It comes after the Bank of England warned the UK would fall into the longest recession since the financial crisis.
06 August 2022
Rishi Sunak has contrasted his “clear-eyed realism” with the “starry-eyed boosterism” of his Tory leadership rival Liz Truss, suggesting her tax-cutting ambitions would mean taking a “gamble” with people’s savings and pensions.
The two candidates vying to replace Boris Johnson as prime minister have continued to clash over their plans for the economy after the Bank of England warned this week that the UK would fall into the longest recession since the financial crisis, with inflation set to soar to more than 13%.
Mr Sunak has argued that inflation must be brought under control before taxes are lowered, saying Ms Truss’s promised unfunded tax cuts would further drive up prices.
In an interview with The Times, the former chancellor said: “The priority for me is to not do things that make it worse and I think putting £40 billion plus and borrowed money into an economy that’s seeing an inflation spiral does risk making it worse.
“It might be okay but I think it means taking a gamble with people’s savings, their pensions, their mortgage rates, it’s not a gamble I’m prepared to take so I don’t want to make it worse.”
He told the newspaper the British people deserved “clear-eyed realism and not starry-eyed boosterism”.
But Ms Truss has claimed a recession is “not inevitable”, describing her plans as the best way to avert one.
During a campaign visit to Solihull on Saturday, the Foreign Secretary told reporters: “What I’m about as a Conservative is people keeping more of their own money, growing the economy so we avoid a recession and the best way to do that is lower taxes, but also unleashing investment into our economy.”
She hit out at Mr Sunak’s economic legacy as chancellor, saying: “Under the plans at present, what we know is Britain is headed for a recession.
“That is not inevitable, but we need to avoid that by making sure our economy is competitive, that we’re encouraging businesses to grow and that we are keeping taxes low.
“Having the highest taxes for 70 years is not going to deliver that economic growth and it’s leading our country to a recession.”
Mr Sunak condemned his rival’s recent threat to review the Bank of England’s remit, saying such a move would be “worrying” and likely to “spook international investors”.
Speaking after the biggest interest rate rise in 27 years, he told The Times that the bank had not been alone in underestimating “both the scale and the duration of inflation”, adding: “I believe in an independent central bank and I believe they should act forcefully to grip inflation”.
Ms Truss has pledged to reverse the National Insurance hike, pause green levies on energy bills, and scrap a planned corporation tax rise.
Her supporter Jake Berry, chairman of the Northern Research Group of Tory MPs, defended her proposals and denied they would lead to higher inflation.
He told Times Radio: “People on the lower incomes will be absolutely terrified, quite correctly.
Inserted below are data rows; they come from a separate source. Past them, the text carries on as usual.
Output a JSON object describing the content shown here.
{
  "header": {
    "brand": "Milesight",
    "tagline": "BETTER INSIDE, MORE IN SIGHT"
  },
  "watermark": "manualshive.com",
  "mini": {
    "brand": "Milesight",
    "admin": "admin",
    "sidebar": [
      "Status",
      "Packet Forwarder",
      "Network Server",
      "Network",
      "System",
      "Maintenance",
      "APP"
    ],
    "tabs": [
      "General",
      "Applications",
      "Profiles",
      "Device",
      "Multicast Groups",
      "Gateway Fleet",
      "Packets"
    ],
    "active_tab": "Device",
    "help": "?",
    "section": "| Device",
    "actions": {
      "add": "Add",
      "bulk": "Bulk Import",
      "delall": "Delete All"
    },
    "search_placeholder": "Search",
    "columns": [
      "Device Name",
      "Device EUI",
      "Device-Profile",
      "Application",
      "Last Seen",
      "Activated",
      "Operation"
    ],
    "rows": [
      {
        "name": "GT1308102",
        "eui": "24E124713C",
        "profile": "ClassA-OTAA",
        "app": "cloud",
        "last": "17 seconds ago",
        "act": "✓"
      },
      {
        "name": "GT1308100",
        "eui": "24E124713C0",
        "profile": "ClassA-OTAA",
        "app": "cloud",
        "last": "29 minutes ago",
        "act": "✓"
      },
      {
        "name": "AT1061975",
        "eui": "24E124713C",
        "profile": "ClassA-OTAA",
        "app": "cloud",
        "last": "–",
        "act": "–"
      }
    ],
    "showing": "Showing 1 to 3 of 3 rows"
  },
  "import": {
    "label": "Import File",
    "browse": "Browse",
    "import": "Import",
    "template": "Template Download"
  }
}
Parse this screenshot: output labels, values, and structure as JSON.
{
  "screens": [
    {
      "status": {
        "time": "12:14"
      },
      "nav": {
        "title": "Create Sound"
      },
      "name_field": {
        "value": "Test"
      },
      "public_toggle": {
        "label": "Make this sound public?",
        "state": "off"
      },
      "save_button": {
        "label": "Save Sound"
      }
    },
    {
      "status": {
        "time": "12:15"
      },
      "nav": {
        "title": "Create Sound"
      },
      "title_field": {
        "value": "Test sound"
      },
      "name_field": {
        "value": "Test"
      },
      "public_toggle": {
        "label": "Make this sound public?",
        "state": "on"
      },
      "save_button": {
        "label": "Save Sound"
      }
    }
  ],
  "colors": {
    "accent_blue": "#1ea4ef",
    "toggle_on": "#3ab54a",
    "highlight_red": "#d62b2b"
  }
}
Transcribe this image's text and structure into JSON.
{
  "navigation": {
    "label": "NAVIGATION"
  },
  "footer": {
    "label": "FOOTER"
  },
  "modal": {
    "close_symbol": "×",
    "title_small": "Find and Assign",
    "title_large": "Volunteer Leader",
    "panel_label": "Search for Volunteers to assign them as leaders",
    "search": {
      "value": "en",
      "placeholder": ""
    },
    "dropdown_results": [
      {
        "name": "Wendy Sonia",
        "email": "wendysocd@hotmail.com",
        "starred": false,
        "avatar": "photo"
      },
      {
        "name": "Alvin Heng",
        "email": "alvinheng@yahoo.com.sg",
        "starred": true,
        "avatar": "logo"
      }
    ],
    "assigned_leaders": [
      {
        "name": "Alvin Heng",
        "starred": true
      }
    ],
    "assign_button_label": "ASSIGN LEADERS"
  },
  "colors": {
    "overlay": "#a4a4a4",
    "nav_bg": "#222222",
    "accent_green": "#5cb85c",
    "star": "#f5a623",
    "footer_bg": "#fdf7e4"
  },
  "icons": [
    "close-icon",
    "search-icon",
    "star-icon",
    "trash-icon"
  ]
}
So, the idea that enabling people to keep more of their own money will suddenly turn them into sort of spendthrifts, I, frankly, think is complete and utter nonsense.”
The Foreign Secretary earlier insisted tax cuts, not “handouts”, would help families with spiralling fuel bills this winter.
She told the Financial Times: “Of course, I will look at what more can be done. But the way I would do things is in a Conservative way of lowering the tax burden, not giving out handouts.”
Responding to her comments, Mr Sunak said: “It’s simply wrong to rule out further direct support at this time as Liz Truss has done, and what’s more, her tax proposals are not going to help very significantly people like pensioners or those on low incomes who are exactly the kind of families that are going to need help.”
Elsewhere, the former chancellor set out his plan to reform post-16 education, including phasing out university degrees that do not improve students’ “earning potential”, creating a Russell Group of world-class technical colleges and introducing a British Baccalaureate that would prevent 16-year-olds from dropping maths and English.
Ms Truss and Mr Sunak are seeking support from Tory members to be elected the next party leader and prime minister. Voting has begun, with the result to be announced on September 5.
Mr Sunak said his approach to trying to make up ground against Truss is to “love bomb” the party faithful by criss-crossing the country and meeting hundreds a day.
The race is not yet decided, he told The Times, saying: “I am probably the underdog in this thing … but it does not feel like the polls when I’m out and about”.